Reihan, Shaked, Sat 16.4.11, Morning
6:15 Reihan-Barta'a checkpoint
7 loaded trucks awaiting inspection along with a few other vehicles. People enter the terminal without delays. There is time to listen to occupied territories tales: E.M., a 32-year-old from Akaba, who occasionally earns a living as a driver, was stopped by a traffic policeman; his papers were ok, and he as well as his passengers were buckled in. According to him the police officer, after not finding anything wrong, had accused the driver for talking on the phone while driving: "But I did not speak on phone, I have 4 witnesses and you can check my cell phone and the passengers phones", "I don't care," said the policeman and fined him for Nis.1,000.00. The driver cannot afford to pay the fine. Also since the Israeli Security authorities do not allow him to enter Israel, he is unable to use the court of justice as an option to prove his case. He'll try to obtain his phone output from the telephone company and we shall try to follow up and assist as much as we can.

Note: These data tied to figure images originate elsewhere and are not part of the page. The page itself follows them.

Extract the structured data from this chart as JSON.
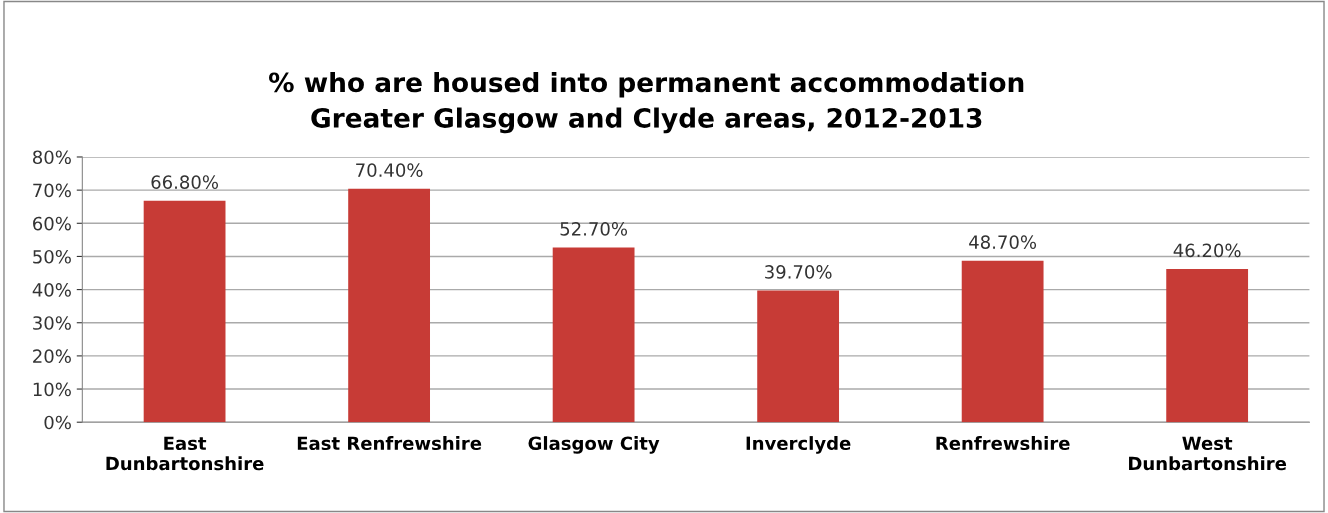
{
  "chart_data": {
    "type": "bar",
    "title": "% who are housed into permanent accommodation\nGreater Glasgow and Clyde areas, 2012-2013",
    "categories": [
      "East\nDunbartonshire",
      "East Renfrewshire",
      "Glasgow City",
      "Inverclyde",
      "Renfrewshire",
      "West\nDunbartonshire"
    ],
    "values": [
      66.8,
      70.4,
      52.7,
      39.7,
      48.7,
      46.2
    ],
    "value_labels": [
      "66.80%",
      "70.40%",
      "52.70%",
      "39.70%",
      "48.70%",
      "46.20%"
    ],
    "color": "#c73b36",
    "ylim": [
      0,
      80
    ],
    "yticks": [
      {
        "value": 0,
        "label": "0%"
      },
      {
        "value": 10,
        "label": "10%"
      },
      {
        "value": 20,
        "label": "20%"
      },
      {
        "value": 30,
        "label": "30%"
      },
      {
        "value": 40,
        "label": "40%"
      },
      {
        "value": 50,
        "label": "50%"
      },
      {
        "value": 60,
        "label": "60%"
      },
      {
        "value": 70,
        "label": "70%"
      },
      {
        "value": 80,
        "label": "80%"
      }
    ],
    "grid": "y",
    "legend": false
  }
}
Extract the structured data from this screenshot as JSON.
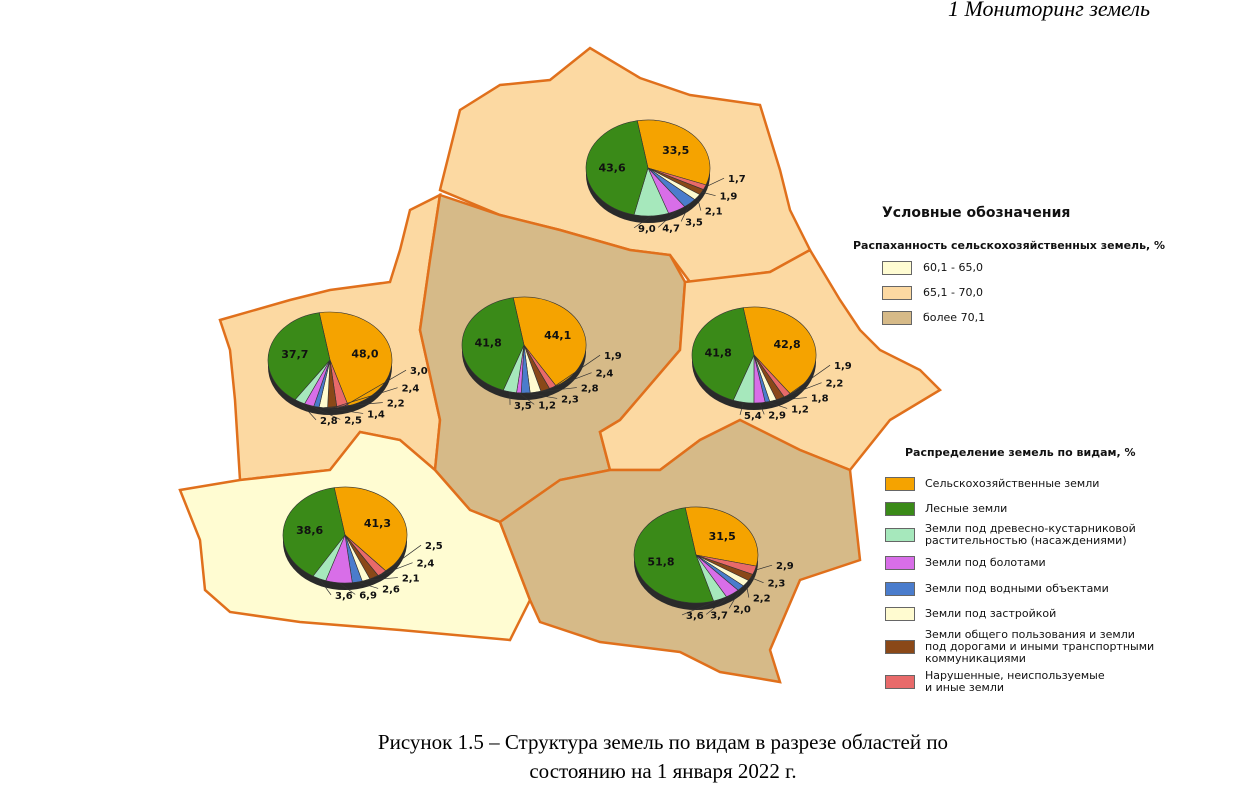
{
  "header": "1 Мониторинг земель",
  "legend": {
    "title": "Условные обозначения",
    "tillage_title": "Распаханность сельскохозяйственных земель, %",
    "tillage_classes": [
      {
        "label": "60,1 - 65,0",
        "color": "#fffcd2"
      },
      {
        "label": "65,1 - 70,0",
        "color": "#fcd9a2"
      },
      {
        "label": "более 70,1",
        "color": "#d6ba88"
      }
    ],
    "land_title": "Распределение земель по видам, %",
    "land_types": [
      {
        "label": "Сельскохозяйственные земли",
        "color": "#f5a300"
      },
      {
        "label": "Лесные земли",
        "color": "#3a8a18"
      },
      {
        "label": "Земли под древесно-кустарниковой\nрастительностью (насаждениями)",
        "color": "#a6e8bc"
      },
      {
        "label": "Земли под болотами",
        "color": "#d86ee8"
      },
      {
        "label": "Земли под водными объектами",
        "color": "#4a7ccc"
      },
      {
        "label": "Земли под застройкой",
        "color": "#fffbd0"
      },
      {
        "label": "Земли общего пользования и земли\nпод дорогами и иными транспортными\nкоммуникациями",
        "color": "#8a4818"
      },
      {
        "label": "Нарушенные, неиспользуемые\nи иные земли",
        "color": "#e86a6a"
      }
    ]
  },
  "regions": [
    {
      "color": "#fcd9a2",
      "pie": {
        "values": [
          33.5,
          43.6,
          9.0,
          4.7,
          3.5,
          2.1,
          1.9,
          1.7
        ],
        "value_labels": [
          "33,5",
          "43,6",
          "9,0",
          "4,7",
          "3,5",
          "2,1",
          "1,9",
          "1,7"
        ]
      }
    },
    {
      "color": "#fcd9a2",
      "pie": {
        "values": [
          48.0,
          37.7,
          2.8,
          2.5,
          1.4,
          2.2,
          2.4,
          3.0
        ],
        "value_labels": [
          "48,0",
          "37,7",
          "2,8",
          "2,5",
          "1,4",
          "2,2",
          "2,4",
          "3,0"
        ]
      }
    },
    {
      "color": "#d6ba88",
      "pie": {
        "values": [
          44.1,
          41.8,
          3.5,
          1.2,
          2.3,
          2.8,
          2.4,
          1.9
        ],
        "value_labels": [
          "44,1",
          "41,8",
          "3,5",
          "1,2",
          "2,3",
          "2,8",
          "2,4",
          "1,9"
        ]
      }
    },
    {
      "color": "#fcd9a2",
      "pie": {
        "values": [
          42.8,
          41.8,
          5.4,
          2.9,
          1.2,
          1.8,
          2.2,
          1.9
        ],
        "value_labels": [
          "42,8",
          "41,8",
          "5,4",
          "2,9",
          "1,2",
          "1,8",
          "2,2",
          "1,9"
        ]
      }
    },
    {
      "color": "#fffcd2",
      "pie": {
        "values": [
          41.3,
          38.6,
          3.6,
          6.9,
          2.6,
          2.1,
          2.4,
          2.5
        ],
        "value_labels": [
          "41,3",
          "38,6",
          "3,6",
          "6,9",
          "2,6",
          "2,1",
          "2,4",
          "2,5"
        ]
      }
    },
    {
      "color": "#d6ba88",
      "pie": {
        "values": [
          31.5,
          51.8,
          3.6,
          3.7,
          2.0,
          2.2,
          2.3,
          2.9
        ],
        "value_labels": [
          "31,5",
          "51,8",
          "3,6",
          "3,7",
          "2,0",
          "2,2",
          "2,3",
          "2,9"
        ]
      }
    }
  ],
  "caption": "Рисунок 1.5 – Структура земель по видам в разрезе областей по\nсостоянию на 1 января 2022 г."
}
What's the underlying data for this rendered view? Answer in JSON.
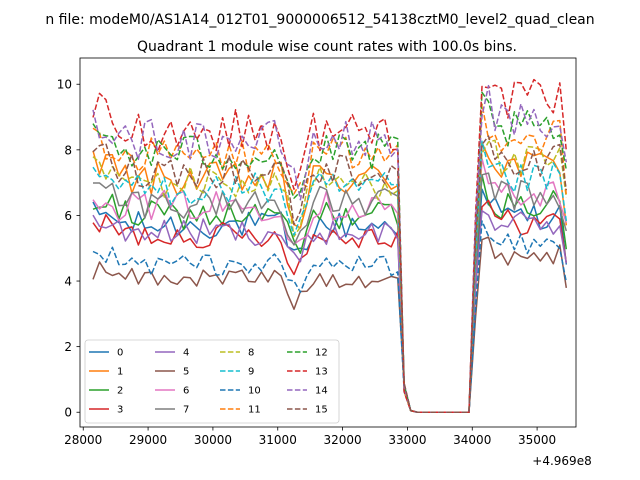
{
  "chart_data": {
    "type": "line",
    "suptitle": "n file: modeM0/AS1A14_012T01_9000006512_54138cztM0_level2_quad_clean",
    "title": "Quadrant 1 module wise count rates with 100.0s bins.",
    "xlabel": "",
    "ylabel": "",
    "x_offset_label": "+4.969e8",
    "xlim": [
      27950,
      35600
    ],
    "ylim": [
      -0.45,
      10.8
    ],
    "xticks": [
      28000,
      29000,
      30000,
      31000,
      32000,
      33000,
      34000,
      35000
    ],
    "yticks": [
      0,
      2,
      4,
      6,
      8,
      10
    ],
    "xtick_labels": [
      "28000",
      "29000",
      "30000",
      "31000",
      "32000",
      "33000",
      "34000",
      "35000"
    ],
    "ytick_labels": [
      "0",
      "2",
      "4",
      "6",
      "8",
      "10"
    ],
    "grid": false,
    "legend_position": "lower-left",
    "legend_columns": 4,
    "bin_seconds": 100,
    "x_start": 28150,
    "segments": [
      {
        "from": 28150,
        "to": 32850,
        "n": 48
      },
      {
        "from": 33150,
        "to": 33950,
        "n": 9
      },
      {
        "from": 34150,
        "to": 35450,
        "n": 14
      }
    ],
    "series": [
      {
        "name": "0",
        "color": "#1f77b4",
        "dash": "solid",
        "base": 5.7,
        "high": 6.0
      },
      {
        "name": "1",
        "color": "#ff7f0e",
        "dash": "solid",
        "base": 7.1,
        "high": 7.5
      },
      {
        "name": "2",
        "color": "#2ca02c",
        "dash": "solid",
        "base": 6.0,
        "high": 6.3
      },
      {
        "name": "3",
        "color": "#d62728",
        "dash": "solid",
        "base": 5.4,
        "high": 5.8
      },
      {
        "name": "4",
        "color": "#9467bd",
        "dash": "solid",
        "base": 5.5,
        "high": 5.7
      },
      {
        "name": "5",
        "color": "#8c564b",
        "dash": "solid",
        "base": 4.1,
        "high": 4.8
      },
      {
        "name": "6",
        "color": "#e377c2",
        "dash": "solid",
        "base": 6.3,
        "high": 6.7
      },
      {
        "name": "7",
        "color": "#7f7f7f",
        "dash": "solid",
        "base": 6.4,
        "high": 6.6
      },
      {
        "name": "8",
        "color": "#bcbd22",
        "dash": "dashed",
        "base": 7.0,
        "high": 7.6
      },
      {
        "name": "9",
        "color": "#17becf",
        "dash": "dashed",
        "base": 6.8,
        "high": 7.1
      },
      {
        "name": "10",
        "color": "#1f77b4",
        "dash": "dashed",
        "base": 4.5,
        "high": 5.1
      },
      {
        "name": "11",
        "color": "#ff7f0e",
        "dash": "dashed",
        "base": 7.8,
        "high": 8.4
      },
      {
        "name": "12",
        "color": "#2ca02c",
        "dash": "dashed",
        "base": 7.9,
        "high": 8.6
      },
      {
        "name": "13",
        "color": "#d62728",
        "dash": "dashed",
        "base": 8.6,
        "high": 9.5
      },
      {
        "name": "14",
        "color": "#9467bd",
        "dash": "dashed",
        "base": 8.3,
        "high": 8.8
      },
      {
        "name": "15",
        "color": "#8c564b",
        "dash": "dashed",
        "base": 7.4,
        "high": 7.7
      }
    ]
  }
}
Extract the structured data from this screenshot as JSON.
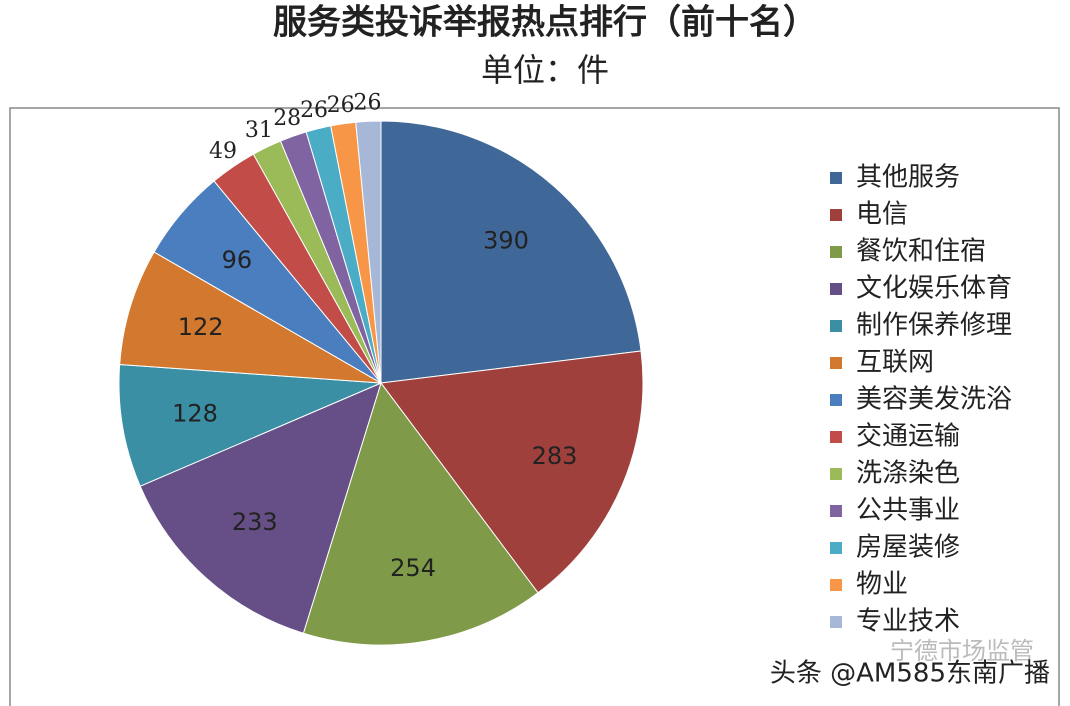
{
  "chart_data": {
    "type": "pie",
    "title": "服务类投诉举报热点排行（前十名）",
    "subtitle": "单位：件",
    "categories": [
      "其他服务",
      "电信",
      "餐饮和住宿",
      "文化娱乐体育",
      "制作保养修理",
      "互联网",
      "美容美发洗浴",
      "交通运输",
      "洗涤染色",
      "公共事业",
      "房屋装修",
      "物业",
      "专业技术"
    ],
    "values": [
      390,
      283,
      254,
      233,
      128,
      122,
      96,
      49,
      31,
      28,
      26,
      26,
      26
    ],
    "colors": [
      "#3f6797",
      "#a0403d",
      "#7f9a48",
      "#664f87",
      "#3b8fa5",
      "#d3792f",
      "#4a7ebf",
      "#c24c48",
      "#9bbb59",
      "#8064a2",
      "#4bacc6",
      "#f79646",
      "#a6b7d8"
    ],
    "legend": "right",
    "annotations": [
      "宁德市场监管",
      "头条 @AM585东南广播"
    ]
  }
}
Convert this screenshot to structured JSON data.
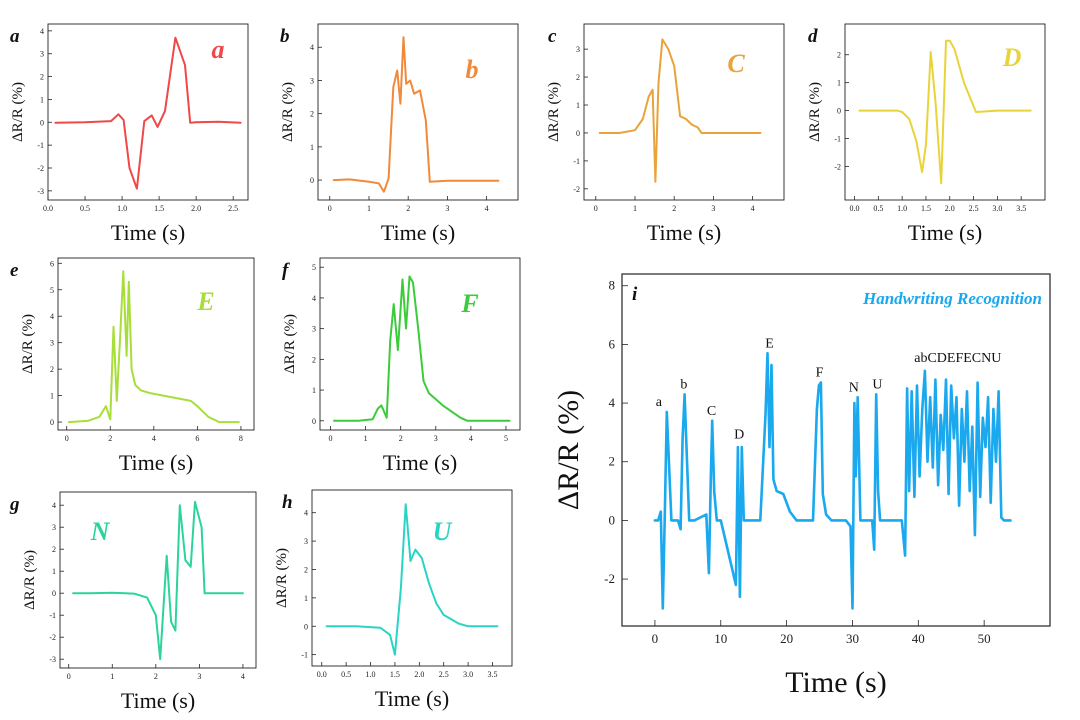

The Seamstresses gather at 6:40.
A fellow I've met at the lower car park had exited the terminal 15 minutes later. M., the sewing shop owner, arrives, he walks excitedly down the sleeve to find out what happened to one of his seamstress,
H., one of the guards, explains that the machine was out of order and that the seamstress was asked to take off her pants, which she refused. Now she is under arrest and is also not free to return home.
In the mean time M. complains that his parents are divoreced. His mother is an Israeli who lives in Nazareth while he and his father reside in Jenin. In the past he was allowed to visit his old, sick mother once a month. Ever since he asked for a blue I.d. card but had refused to work for ther Israeli security authorities in exchange - he is allowed to see his mother only once every three months.
7:20 - Shaked-Tura checkpoint
About 15 people wait in front of the carousel. There is a number of people by the inspection carbine's door. Children arrive in the white van. Their school bags are inspected. The banker who drives every morning to work in Ya'abed says that the soldiers are slow. He was already in the inspection cabin and is now waiting for his car's inspection.